Jejakfakta.com, MAKASSAR – Menteri Lingkungan Hidup dan Kehutanan (LHK), Hanif Faisol Nurofiq, mendorong Pemerintah Provinsi Sulawesi Selatan dan Pemerintah Kota Makassar untuk mengambil langkah konkret dan kolaboratif dalam menangani permasalahan sampah secara menyeluruh, mulai dari hulu hingga hilir.

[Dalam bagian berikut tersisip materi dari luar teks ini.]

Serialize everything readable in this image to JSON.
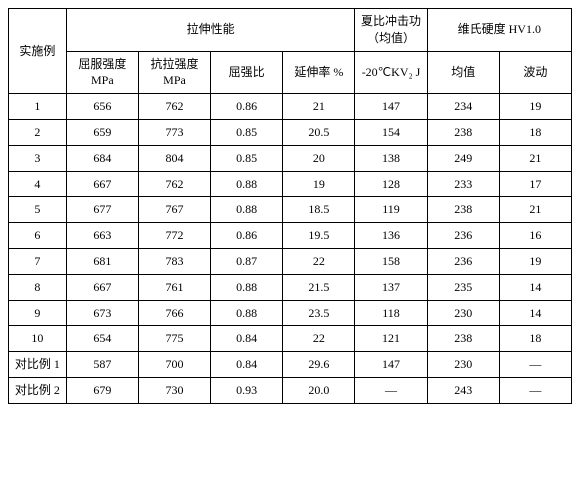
{
  "headers": {
    "row_label": "实施例",
    "tensile_group": "拉伸性能",
    "impact_group": "夏比冲击功（均值）",
    "hardness_group": "维氏硬度 HV1.0",
    "yield": "屈服强度 MPa",
    "tensile": "抗拉强度 MPa",
    "ratio": "屈强比",
    "elong": "延伸率 %",
    "impact": "-20℃KV₂ J",
    "hv_mean": "均值",
    "hv_range": "波动"
  },
  "rows": [
    {
      "label": "1",
      "yield": "656",
      "tensile": "762",
      "ratio": "0.86",
      "elong": "21",
      "impact": "147",
      "hv_mean": "234",
      "hv_range": "19"
    },
    {
      "label": "2",
      "yield": "659",
      "tensile": "773",
      "ratio": "0.85",
      "elong": "20.5",
      "impact": "154",
      "hv_mean": "238",
      "hv_range": "18"
    },
    {
      "label": "3",
      "yield": "684",
      "tensile": "804",
      "ratio": "0.85",
      "elong": "20",
      "impact": "138",
      "hv_mean": "249",
      "hv_range": "21"
    },
    {
      "label": "4",
      "yield": "667",
      "tensile": "762",
      "ratio": "0.88",
      "elong": "19",
      "impact": "128",
      "hv_mean": "233",
      "hv_range": "17"
    },
    {
      "label": "5",
      "yield": "677",
      "tensile": "767",
      "ratio": "0.88",
      "elong": "18.5",
      "impact": "119",
      "hv_mean": "238",
      "hv_range": "21"
    },
    {
      "label": "6",
      "yield": "663",
      "tensile": "772",
      "ratio": "0.86",
      "elong": "19.5",
      "impact": "136",
      "hv_mean": "236",
      "hv_range": "16"
    },
    {
      "label": "7",
      "yield": "681",
      "tensile": "783",
      "ratio": "0.87",
      "elong": "22",
      "impact": "158",
      "hv_mean": "236",
      "hv_range": "19"
    },
    {
      "label": "8",
      "yield": "667",
      "tensile": "761",
      "ratio": "0.88",
      "elong": "21.5",
      "impact": "137",
      "hv_mean": "235",
      "hv_range": "14"
    },
    {
      "label": "9",
      "yield": "673",
      "tensile": "766",
      "ratio": "0.88",
      "elong": "23.5",
      "impact": "118",
      "hv_mean": "230",
      "hv_range": "14"
    },
    {
      "label": "10",
      "yield": "654",
      "tensile": "775",
      "ratio": "0.84",
      "elong": "22",
      "impact": "121",
      "hv_mean": "238",
      "hv_range": "18"
    },
    {
      "label": "对比例 1",
      "yield": "587",
      "tensile": "700",
      "ratio": "0.84",
      "elong": "29.6",
      "impact": "147",
      "hv_mean": "230",
      "hv_range": "—"
    },
    {
      "label": "对比例 2",
      "yield": "679",
      "tensile": "730",
      "ratio": "0.93",
      "elong": "20.0",
      "impact": "—",
      "hv_mean": "243",
      "hv_range": "—"
    }
  ]
}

Hal tersebut disampaikan saat Menteri Hanif meninjau langsung Tempat Pembuangan Akhir (TPA) Antang di Makassar pada Jumat (30/5/2025). Dalam kunjungan itu, ia mengapresiasi upaya yang telah dilakukan Pemkot Makassar, namun menekankan bahwa pengelolaan sampah tidak bisa hanya bergantung pada TPA.
"TPA seperti ini hanya menampung residu. Jika sampah langsung dibuang ke TPA tanpa pengolahan sebelumnya, bebannya akan terlalu berat," ujar Menteri Hanif.
Baca Juga : Di Forum UCLG ASPAC, Munafri Paparkan Strategi Besar Makassar Atasi Krisis Sampah
Ia juga mengungkapkan bahwa volume sampah di Makassar telah mencapai lebih dari 1.300 ton per hari, dengan kapasitas TPA diperkirakan hanya cukup untuk 1–2 tahun ke depan jika tidak ada intervensi strategis.
Wali Kota Makassar, Munafri Arifuddin, yang mendampingi kunjungan tersebut, menyatakan komitmennya untuk mengurangi risiko lingkungan melalui pengelolaan sampah yang lebih maksimal.
"Pemerintah kota terus mendorong sistem pengolahan sampah terintegrasi. Salah satu langkah yang kami ambil adalah capping air lindi dan antisipasi mikroplastik," ujar Munafri.
Pemkot Makassar juga tengah menjalin kerja sama dengan pihak terkait dalam program Waste to Energy (WtE) dan akan berkonsultasi lebih lanjut dengan Kementerian untuk kelanjutan proyek tersebut.
Munafri menambahkan bahwa pengelolaan sampah tidak bisa hanya mengandalkan pemerintah, melainkan perlu melibatkan pihak ketiga dengan tanggung jawab yang jelas dan berbasis rekomendasi. Ia juga menyebut pentingnya pemberian insentif dalam proses ini.
"Insya Allah, kalau ini berhasil, tidak lebih dari tahun 2028 kita bisa hidup berdampingan secara baik dengan sampah," imbuhnya optimistis.
Baca Juga : Mulai 1 Agustus, TPA Tamangapa Hanya Terima Sampah Residu, Munafri: Warga Wajib Pilah Sampah dari Rumah
Menteri Hanif turut menekankan pentingnya pengoperasian fasilitas pengolahan sampah seperti TPS3R, TPST, dan PGU untuk menyerap volume sampah sebelum masuk ke TPA. Pemerintah pusat, katanya, tengah menyelesaikan revisi Peraturan Presiden tentang Waste to Energy untuk diterapkan di 33 kabupaten/kota besar.
"Kami akan melakukan pemantauan harian dan bulanan. Dua tahun ke depan adalah masa kritis. Setiap daerah harus bergerak cepat," tegas Menteri Hanif.